Michael Lotito, an attorney with Littler in San Francisco, said, "I would not call leafleting passé, as it affords the parties the opportunity to chat about an issue, secure better understanding and have time for question and answer."

Social media is more of a supplement than a replacement for leafleting, said David Pryzbylski, an attorney with Barnes & Thornburg in Indianapolis.

[SHRM members-only toolkit: Complying with U.S. Labor Relations Laws in Nonunion Settings]

Employees' Right to Leaflet

While nonemployees' right to leaflet was restricted by the recent ruling, the decision is limited because it applies only to property owners and landlords that have no employer-employee relationship with the individuals who are leafleting, explained Mark Kisicki, an attorney with Ogletree Deakins in Phoenix.

If the property owner or landlord is the employer of the individuals handing out leaflets, the employees have the right under the NLRA to leaflet to a certain extent. Off-duty employees may leaflet if the employer has not adopted and consistently enforced rules that preclude off-duty employees from engaging in leafleting, he said.
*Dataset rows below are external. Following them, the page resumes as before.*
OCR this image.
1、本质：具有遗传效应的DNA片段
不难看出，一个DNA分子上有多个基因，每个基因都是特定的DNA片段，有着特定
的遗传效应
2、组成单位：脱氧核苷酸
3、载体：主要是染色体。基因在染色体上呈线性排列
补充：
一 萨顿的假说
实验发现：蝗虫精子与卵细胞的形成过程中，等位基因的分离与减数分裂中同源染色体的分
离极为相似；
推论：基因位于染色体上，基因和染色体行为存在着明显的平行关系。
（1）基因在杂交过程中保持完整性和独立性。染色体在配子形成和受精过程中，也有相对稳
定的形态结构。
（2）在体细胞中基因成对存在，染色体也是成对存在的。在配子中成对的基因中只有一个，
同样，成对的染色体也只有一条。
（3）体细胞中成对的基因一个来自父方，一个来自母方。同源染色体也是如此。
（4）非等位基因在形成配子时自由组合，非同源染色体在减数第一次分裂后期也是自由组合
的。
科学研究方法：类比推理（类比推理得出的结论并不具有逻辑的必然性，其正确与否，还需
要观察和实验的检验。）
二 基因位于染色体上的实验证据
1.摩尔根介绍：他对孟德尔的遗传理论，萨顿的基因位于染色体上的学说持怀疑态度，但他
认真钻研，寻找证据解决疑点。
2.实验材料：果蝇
Employees who are on duty have a right to leaflet, at a minimum, in nonwork areas during nonwork times.

Defending Property Rights

In order to restrict leafleting by off-duty employees, Kisicki said employers must:

  • Have a rule that limits off-duty employees' access to the property and disseminate the rule to all employees.
  • Limit off-duty employee access to interior spaces and work areas but not restrict access to public areas and external, nonwork areas, such as parking lots.
  • Consistently enforce the rule—not simply enforce it for the first time when off-duty employees engage in union organizing or other activities protected by the NLRA.
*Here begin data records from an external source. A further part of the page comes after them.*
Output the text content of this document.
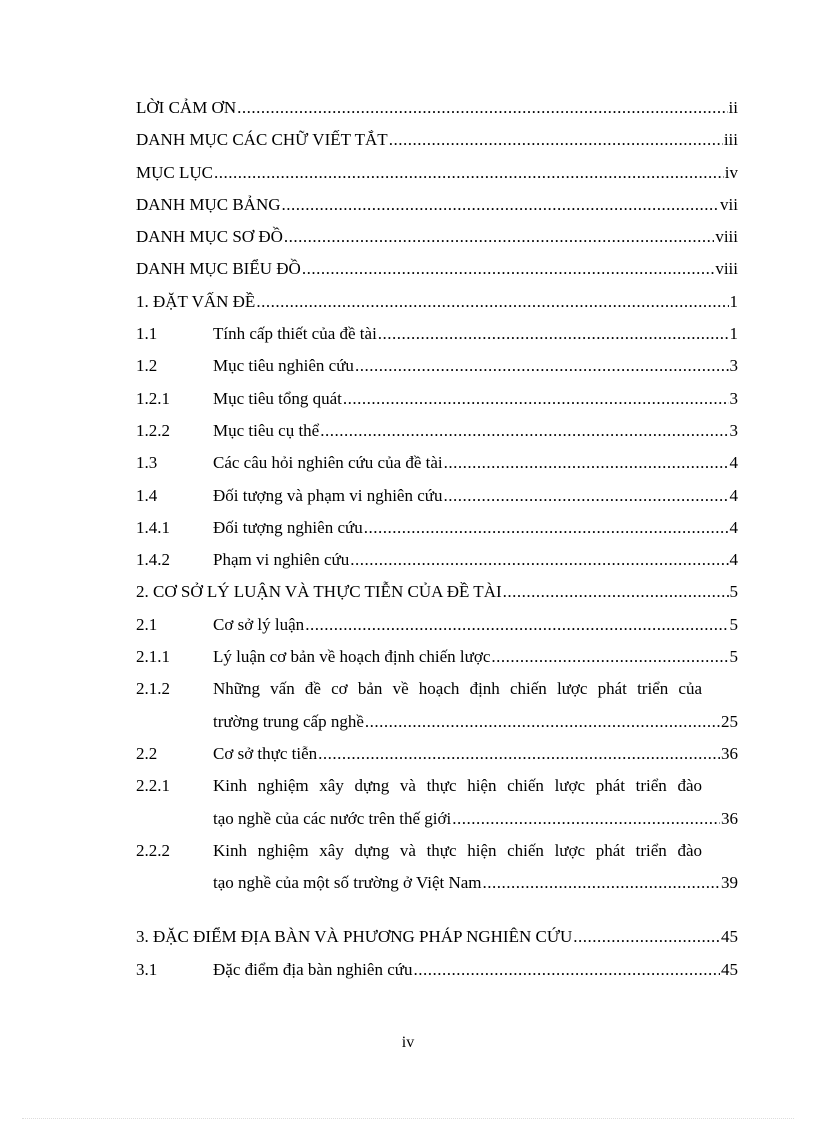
LỜI CẢM ƠN .....	ii
DANH MỤC CÁC CHỮ VIẾT TẮT .....	iii
MỤC LỤC .....	iv
DANH MỤC BẢNG .....	vii
DANH MỤC SƠ ĐỒ .....	viii
DANH MỤC BIỂU ĐỒ .....	viii
1. ĐẶT VẤN ĐỀ .....	1
1.1	Tính cấp thiết của đề tài .....	1
1.2	Mục tiêu nghiên cứu .....	3
1.2.1	Mục tiêu tổng quát .....	3
1.2.2	Mục tiêu cụ thể .....	3
1.3	Các câu hỏi nghiên cứu của đề tài .....	4
1.4	Đối tượng và phạm vi nghiên cứu .....	4
1.4.1	Đối tượng nghiên cứu .....	4
1.4.2	Phạm vi nghiên cứu .....	4
2. CƠ SỞ LÝ LUẬN VÀ THỰC TIỄN CỦA ĐỀ TÀI .....	5
2.1	Cơ sở lý luận .....	5
2.1.1	Lý luận cơ bản về hoạch định chiến lược .....	5
2.1.2	Những vấn đề cơ bản về hoạch định chiến lược phát triển của
trường trung cấp nghề .....	25
2.2	Cơ sở thực tiễn .....	36
2.2.1	Kinh nghiệm xây dựng và thực hiện chiến lược phát triển đào
tạo nghề của các nước trên thế giới .....	36
2.2.2	Kinh nghiệm xây dựng và thực hiện chiến lược phát triển đào
tạo nghề của một số trường ở Việt Nam .....	39
3. ĐẶC ĐIỂM ĐỊA BÀN VÀ PHƯƠNG PHÁP NGHIÊN CỨU .....	45
3.1	Đặc điểm địa bàn nghiên cứu .....	45
iv
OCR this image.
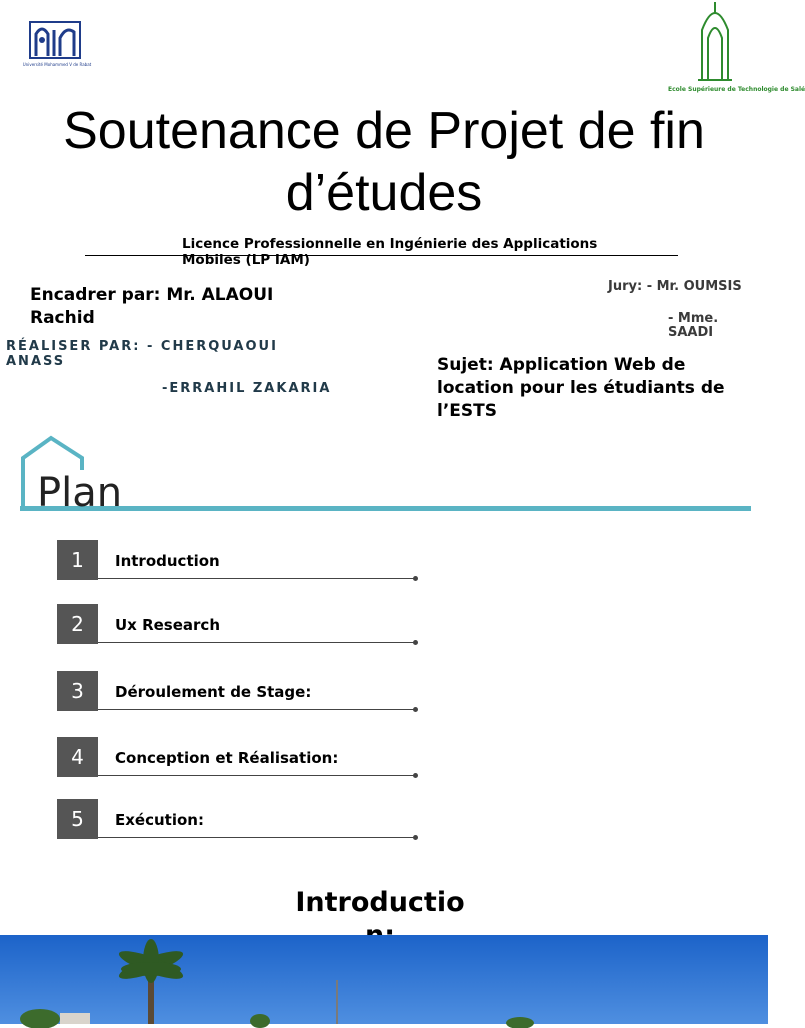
Université Mohammed V de Rabat
Ecole Supérieure de Technologie de Salé
Soutenance de Projet de fin d’études
Licence Professionnelle en Ingénierie des Applications Mobiles (LP IAM)
Encadrer par: Mr. ALAOUI Rachid
Jury: - Mr. OUMSIS
- Mme. SAADI
RÉALISER PAR: - CHERQUAOUI ANASS
-ERRAHIL ZAKARIA
Sujet: Application Web de location pour les étudiants de l’ESTS
Plan
1	Introduction
2	Ux Research
3	Déroulement de Stage:
4	Conception et Réalisation:
5	Exécution:
Introductio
"The property lines must be clearly understood by the enforcers of the rule," Lotito said. "Often what is and what is not company property is not well-understood."
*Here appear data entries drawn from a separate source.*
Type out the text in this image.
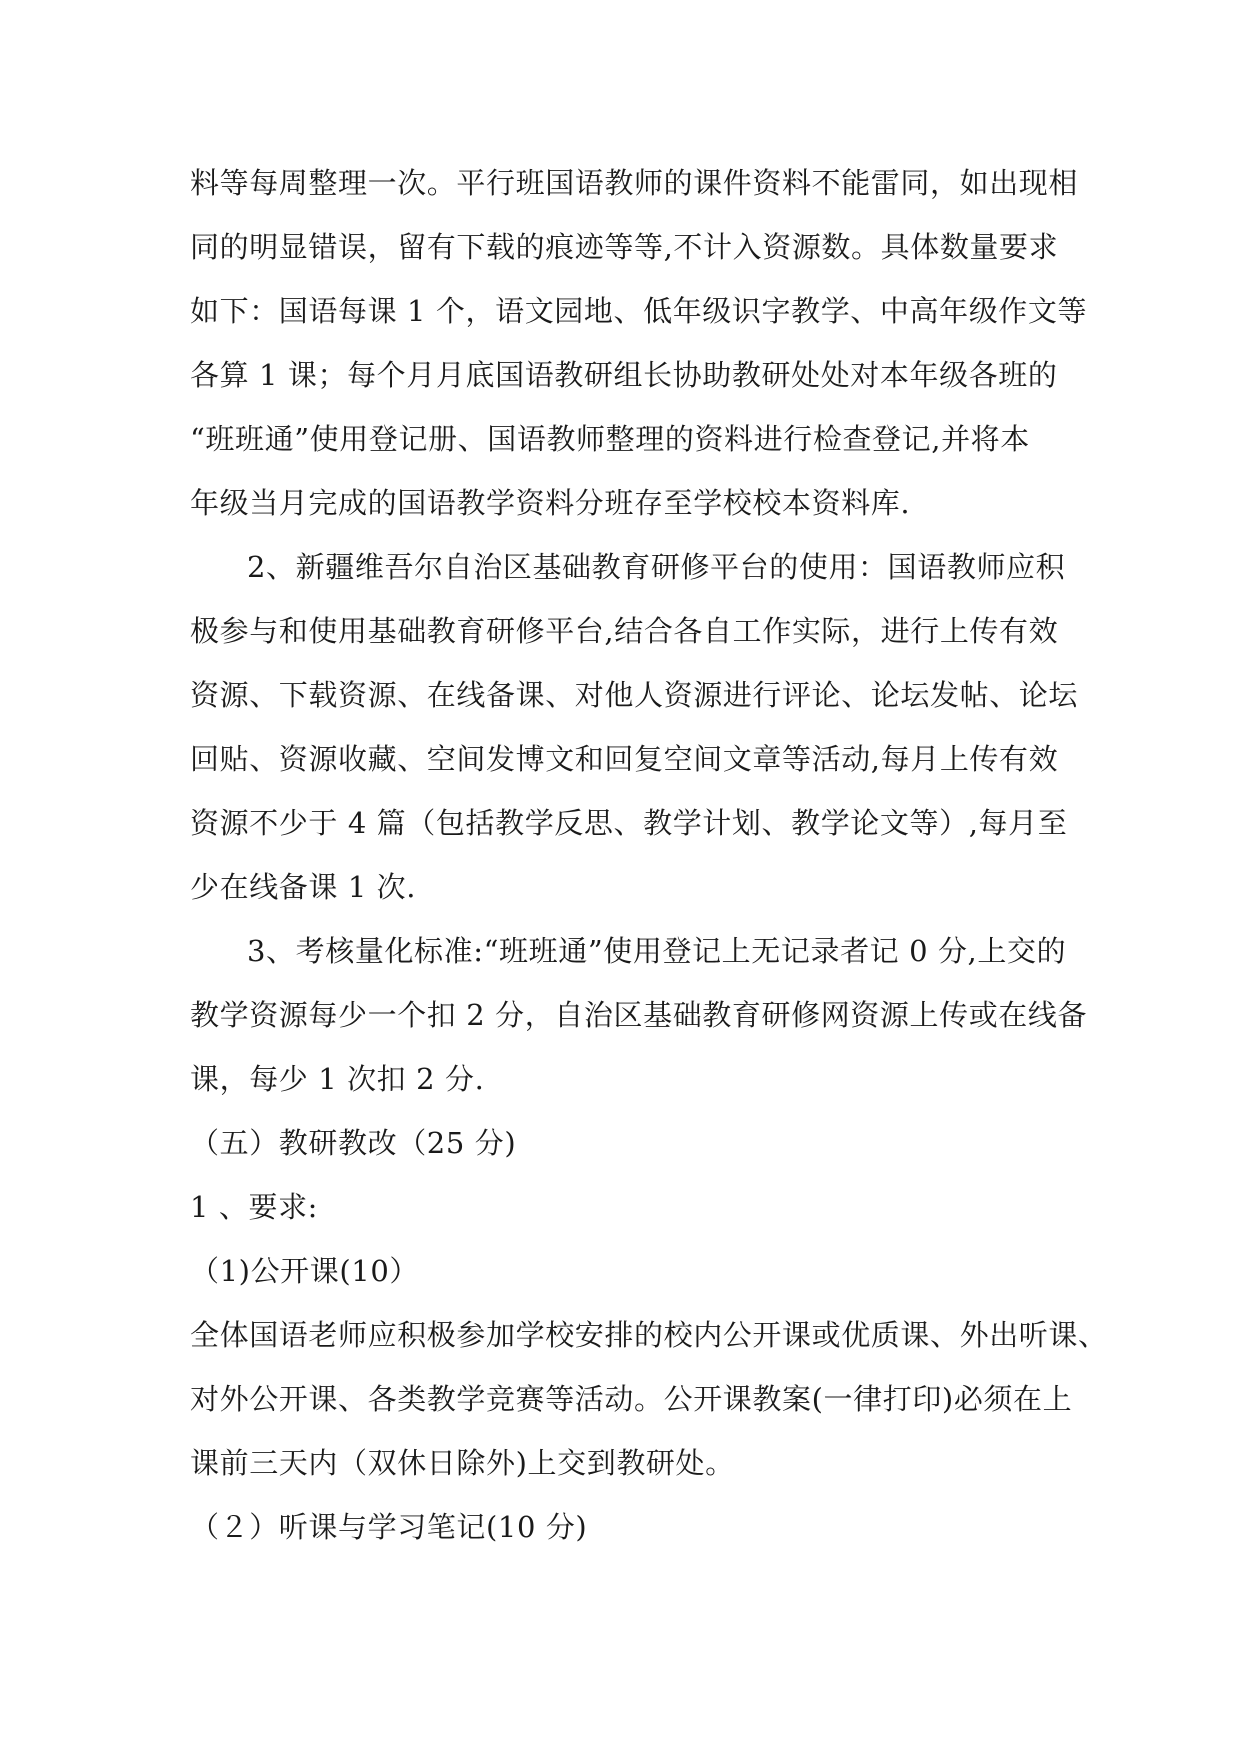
料等每周整理一次。平行班国语教师的课件资料不能雷同，如出现相
同的明显错误，留有下载的痕迹等等,不计入资源数。具体数量要求
如下：国语每课 1 个，语文园地、低年级识字教学、中高年级作文等
各算 1 课；每个月月底国语教研组长协助教研处处对本年级各班的
“班班通”使用登记册、国语教师整理的资料进行检查登记,并将本
年级当月完成的国语教学资料分班存至学校校本资料库.
2、新疆维吾尔自治区基础教育研修平台的使用：国语教师应积
极参与和使用基础教育研修平台,结合各自工作实际，进行上传有效
资源、下载资源、在线备课、对他人资源进行评论、论坛发帖、论坛
回贴、资源收藏、空间发博文和回复空间文章等活动,每月上传有效
资源不少于 4 篇（包括教学反思、教学计划、教学论文等）,每月至
少在线备课 1 次.
3、考核量化标准:“班班通”使用登记上无记录者记 0 分,上交的
教学资源每少一个扣 2 分，自治区基础教育研修网资源上传或在线备
课，每少 1 次扣 2 分.
（五）教研教改（25 分)
1 、要求:
（1)公开课(10）
全体国语老师应积极参加学校安排的校内公开课或优质课、外出听课、
对外公开课、各类教学竞赛等活动。公开课教案(一律打印)必须在上
课前三天内（双休日除外)上交到教研处。
（２）听课与学习笔记(10 分)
The NLRB's ruling is a good reminder that employers should draft and implement a no solicitation/no distribution policy that defines when and where activities such as leafleting can occur, Pryzbylski observed.

"In our complicated economy where an employer may rely on suppliers, vendors and other companies, the existence of these relationships—and the occasional presence on the employer's property of people who work for other companies—does not eliminate the employer's property rights, including the right to control property access and activities engaged in by vendor or supplier employees," said Philip Miscimarra, an attorney with Morgan Lewis in Washington, D.C.

Miscimarra, a former chairman of the NLRB, cautioned that employees of these other businesses will be treated like employees of a property owner if:

  • The employees work both regularly and exclusively on the property.
  • Being present on the property is the only reasonable means to communicate the employees' message.

This decision is Bexar County Performing Arts Center Foundation d/b/a/ Tobin Center for the Performing Arts and Local 23, American Federation of Musicians, 368 NLRB 46.